Department of Pharmacology and Toxicology, University of Toronto, Toronto, Ontario, Canada.
Campbell Family Mental Health Research Institute, Centre for Addiction and Mental Health, Toronto, Ontario, Canada.
Clin Pharmacol Ther. 2024 May;115(5):1065-1074. doi: 10.1002/cpt.3162. Epub 2024 Jan 29.
In this study, we aimed to improve upon a published population pharmacokinetic (PK) model for venlafaxine (VEN) in the treatment of depression in older adults, then investigate whether CYP2D6 metabolizer status affected model-estimated PK parameters of VEN and its active metabolite O-desmethylvenlafaxine. The model included 325 participants from a clinical trial in which older adults with depression were treated with open-label VEN (maximum 300 mg/day) for 12 weeks and plasma levels of VEN and O-desmethylvenlafaxine were assessed at weeks 4 and 12. We fitted a nonlinear mixed-effect PK model using NONMEM to estimate PK parameters for VEN and O-desmethylvenlafaxine adjusted for CYP2D6 metabolizer status and age. At both lower doses (up to 150 mg/day) and higher doses (up to 300 mg/day), CYP2D6 metabolizers impacted PK model-estimated VEN clearance, VEN exposure, and active moiety (VEN + O-desmethylvenlafaxine) exposure. Specifically, compared with CYP2D6 normal metabolizers, (i) CYP2D6 ultra-rapid metabolizers had higher VEN clearance; (ii) CYP2D6 intermediate metabolizers had lower VEN clearance; (iii) CYP2D6 poor metabolizers had lower VEN clearance, higher VEN exposure, and higher active moiety exposure. Overall, our study showed that including a pharmacogenetic factor in a population PK model could increase model fit, and this improved model demonstrated how CYP2D6 metabolizer status affected VEN-related PK parameters, highlighting the importance of genetic factors in personalized medicine.

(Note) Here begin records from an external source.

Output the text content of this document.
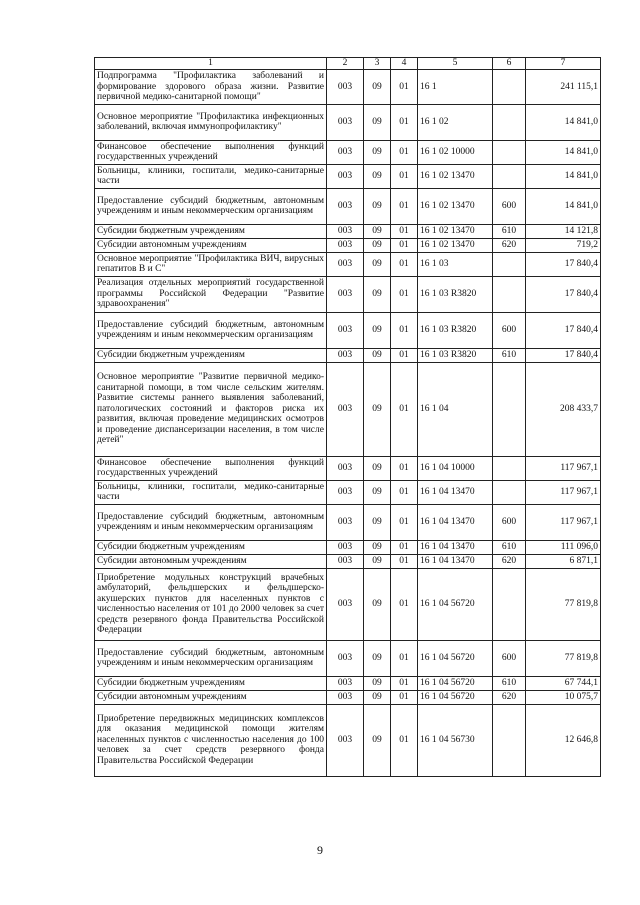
1	2	3	4	5	6	7
Подпрограмма "Профилактика заболеваний и формирование здорового образа жизни. Развитие первичной медико-санитарной помощи"	003	09	01	16 1		241 115,1
Основное мероприятие "Профилактика инфекционных заболеваний, включая иммунопрофилактику"	003	09	01	16 1 02		14 841,0
Финансовое обеспечение выполнения функций государственных учреждений	003	09	01	16 1 02 10000		14 841,0
Больницы, клиники, госпитали, медико-санитарные части	003	09	01	16 1 02 13470		14 841,0
Предоставление субсидий бюджетным, автономным учреждениям и иным некоммерческим организациям	003	09	01	16 1 02 13470	600	14 841,0
Субсидии бюджетным учреждениям	003	09	01	16 1 02 13470	610	14 121,8
Субсидии автономным учреждениям	003	09	01	16 1 02 13470	620	719,2
Основное мероприятие "Профилактика ВИЧ, вирусных гепатитов В и С"	003	09	01	16 1 03		17 840,4
Реализация отдельных мероприятий государственной программы Российской Федерации "Развитие здравоохранения"	003	09	01	16 1 03 R3820		17 840,4
Предоставление субсидий бюджетным, автономным учреждениям и иным некоммерческим организациям	003	09	01	16 1 03 R3820	600	17 840,4
Субсидии бюджетным учреждениям	003	09	01	16 1 03 R3820	610	17 840,4
Основное мероприятие "Развитие первичной медико-санитарной помощи, в том числе сельским жителям. Развитие системы раннего выявления заболеваний, патологических состояний и факторов риска их развития, включая проведение медицинских осмотров и проведение диспансеризации населения, в том числе детей"	003	09	01	16 1 04		208 433,7
Финансовое обеспечение выполнения функций государственных учреждений	003	09	01	16 1 04 10000		117 967,1
Больницы, клиники, госпитали, медико-санитарные части	003	09	01	16 1 04 13470		117 967,1
Предоставление субсидий бюджетным, автономным учреждениям и иным некоммерческим организациям	003	09	01	16 1 04 13470	600	117 967,1
Субсидии бюджетным учреждениям	003	09	01	16 1 04 13470	610	111 096,0
Субсидии автономным учреждениям	003	09	01	16 1 04 13470	620	6 871,1
Приобретение модульных конструкций врачебных амбулаторий, фельдшерских и фельдшерско-акушерских пунктов для населенных пунктов с численностью населения от 101 до 2000 человек за счет средств резервного фонда Правительства Российской Федерации	003	09	01	16 1 04 56720		77 819,8
Предоставление субсидий бюджетным, автономным учреждениям и иным некоммерческим организациям	003	09	01	16 1 04 56720	600	77 819,8
Субсидии бюджетным учреждениям	003	09	01	16 1 04 56720	610	67 744,1
Субсидии автономным учреждениям	003	09	01	16 1 04 56720	620	10 075,7
Приобретение передвижных медицинских комплексов для оказания медицинской помощи жителям населенных пунктов с численностью населения до 100 человек за счет средств резервного фонда Правительства Российской Федерации	003	09	01	16 1 04 56730		12 646,8
9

在这项研究中,我们旨在改进之前发表的文拉法辛(VEN)治疗老年抑郁症的群体药代动力学(PK)模型,然后研究细胞色素 P450 2D6(CYP2D6)代谢物状态是否影响 VEN 及其活性代谢物 O-去甲文拉法辛(O-desmethylvenlafaxine)的模型估算 PK 参数。该模型纳入了一项临床试验中的 325 名参与者,这些参与者患有抑郁症,接受开放标签文拉法辛(最高 300mg/天)治疗 12 周,在第 4 周和第 12 周评估了 VEN 和 O-去甲文拉法辛的血浆水平。我们使用 NONMEM 拟合非线性混合效应 PK 模型,以估计调整 CYP2D6 代谢物状态和年龄后的 VEN 和 O-去甲文拉法辛的 PK 参数。在较低剂量(最高 150mg/天)和较高剂量(最高 300mg/天)下,CYP2D6 代谢物均影响 PK 模型估算的 VEN 清除率、VEN 暴露量和活性部分(VEN+O-去甲文拉法辛)暴露量。具体而言,与 CYP2D6 正常代谢者相比,(i)CYP2D6 超快代谢者的 VEN 清除率较高;(ii)CYP2D6 中间代谢者的 VEN 清除率较低;(iii)CYP2D6 弱代谢者的 VEN 清除率较低,VEN 暴露量较高,活性部分暴露量较高。总体而言,我们的研究表明,在群体 PK 模型中纳入遗传因素可以提高模型拟合度,并且该改进后的模型表明了 CYP2D6 代谢物状态如何影响 VEN 相关的 PK 参数,突出了遗传因素在个性化医学中的重要性。